Only Leveille and Schmidt would score for the Machine in the second, as Denver scored nine in the quarter to take a lead they would never again relinquish, up 13-8 at the break.

All-star rookie Pat Heim gave Chicago a tiny amount of hope as he netted his lone goal of the game and the first scored of the second half about two minutes into the third quarter.

The two teams would trade goals in the period before Denver’s Matt Hanna (2, 0) helped to ice the game in the fourth, scoring two goals in under two minutes, to leave his mark on the team’s second 5-0 run.

Overall, even after trailing at the end of the first quarter, Denver dictated the entire game because they remained aggressive and never took their feet off of the offensive pedal, while Chicago could never quite battle back because of their propensity for turnovers on failed clears and errant passes.

The game did get a little chippy late. At one point, Culver – a figurehead of the team because of his unique dual player-management role – took especial exception to Langtry’s antics after an unnecessary hit when Alford was out of the cage. Langtry’s actions resulted in a one-minute cross checking penalty early in the fourth.

Culver bolted toward the substitution box as Langtry jogged off the field to let the Outlaw middie and the official calling the penalty know how he felt. A second flag was then thrown and Culver served an unsportsmanlike conduct penalty, and he sat right alongside Langtry.

A bit later, Langtry and Culver created more fireworks before the post-game festivities, mixing it up once again after a dead ball.

Langtry ripped off Culver’s helmet and got a glove-covered punch in on the defenseman’s unsheathed head, after it appeared that Culver attempted to spear Langtry in the torso. The two could be seen jarring at each other all the way to the penalty box, as separate officials escorted both to there respective benches.

This was the rubber match for the two teams, which means that Langtry and Culver will have to wait to address their on-field feud until next season. The Machine won the first meeting between the two teams, in Chicago, 19-17, while the Outlaws took the remaining two, the 19-9 walloping last weekend and today’s 22-14 victory to take the season series 2-1.

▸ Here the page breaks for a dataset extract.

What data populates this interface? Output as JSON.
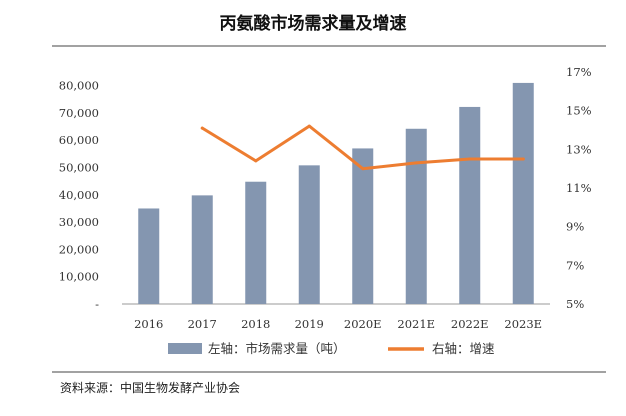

With their fifth loss in a row, Chicago falls to a league-worst 1-6, while the Outlaws move to 4-3, ahead of .500 for the first time since Week Three. They trail the division-leading Los Angeles Riptide (5-2) by one game for the coveted lead in the West.

Denver and Los Angeles will face each other another two times during the regular season to decide who will most likely take the division crown, once in Los Angeles on July 14, and then in Denver on August 4.

Meanwhile, Chicago limps into the All-Star break, hoping to reconvene with a win in Week Eight, when they host the (4-4) Boston Cannons, also on Saturday, July 14.

This was the second-consecutive year that the Outlaws hosted an Independence Day contest. The Denver franchise also set the league attendance mark in their inaugural July Fourth celebration game, held July 2, 2006 versus the Los Angeles Riptide, to which a spot under 16,000 attended.

If setting yet another record with the reported nearly 20,000 in attendance is any clue, plan on the Outlaws playing the coming Fourth of July’s for years to come, although 20,000 will certainly be a tough number to surmount. However, the pre-game aircraft flyover and post-game fireworks will again help to draw in the fans, in addition to the high-level of high altitude lacrosse.